WiMax: Although we hoped it would, the WiMax hype factor never seemed to cool down. With the incredibly devastating hurricane season, launch of WiBro in Korea and the recent ratification of 802.16e, WiMax stayed in the headlines for what seemed like much of the year. As predicted, 2005 was not the breakthrough year for WiMax, even though there were a few commercial deployments worldwide. Next year will be the true litmus test for the technology as its fixed standard launches in full force and tries to live up to expectations.

Wireless VoIP: Last year, FierceWireless correctly predicted that wVoIP would penetrate the enterprise for use over corporate WLANs and public hotspots. Of course, the big VoIP news this year is eBay's astronomically expensive Skype acquisition.
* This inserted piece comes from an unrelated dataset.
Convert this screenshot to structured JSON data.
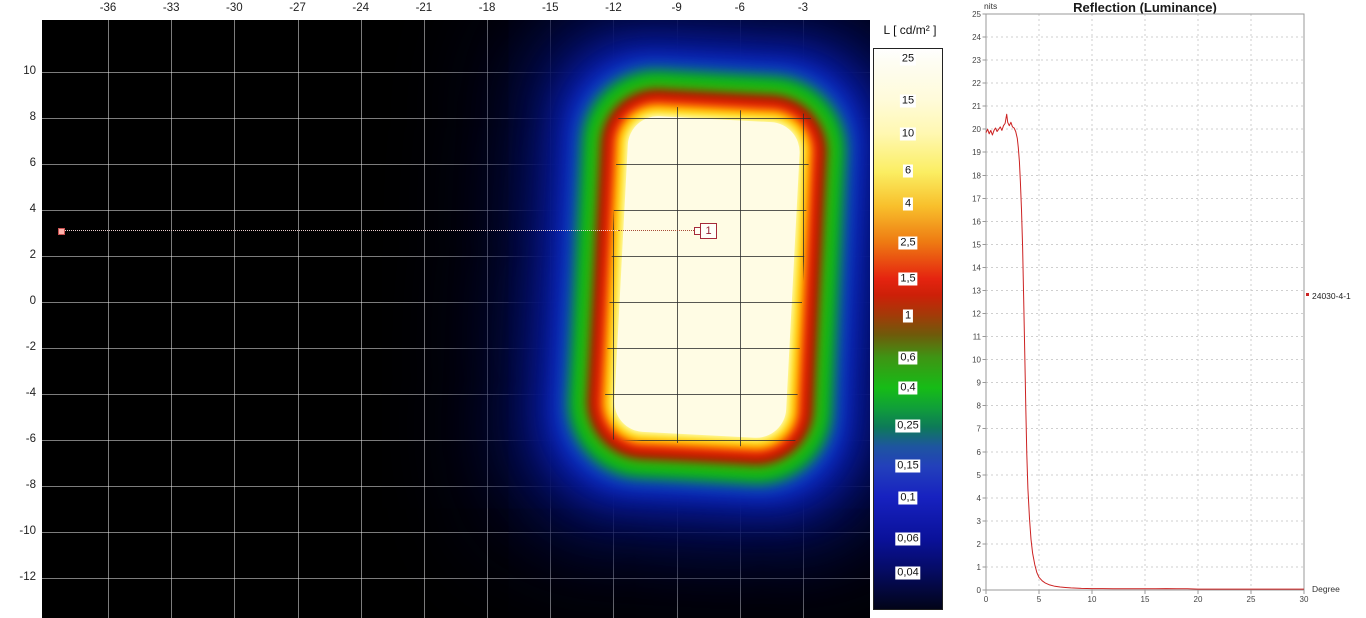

With the FCC chairman's recent nod toward taxing and voice service that uses phone numbers, you can bet VoIP providers will start pushing into the wireless space on a quest for more revenues to keep cost-competitive and make switching worth it. Wireless VoIP emerged as a forward-looking industry topic of 2005, and judging by muni-WiFi deployments and plans, wVoIP will certainly become a market reality in 2006. More on that in our next issue.

Bluetooth: As expected, Bluetooth made its way onto more devices than ever in 2005. Analysts say one-in-six phones sold in the third quarter had Bluetooth capability. The real question still remains: Why does this matter? Carriers still don't make much money off of Bluetooth-based applications. However, US consumers are increasingly willing to shell out the money for Bluetooth, especially because of its in-vehicle usage. Nokia, EMI Music and others recently launch trials of free music downloads using Bluetooth.

Ultrawideband: Last year, we noted that the UWB standard was still bottlenecked in the IEEE and no resolution to the standards fight was in sight. The end of 2005 carries the same grim message for UWB; this time next year we may not even be talking about it.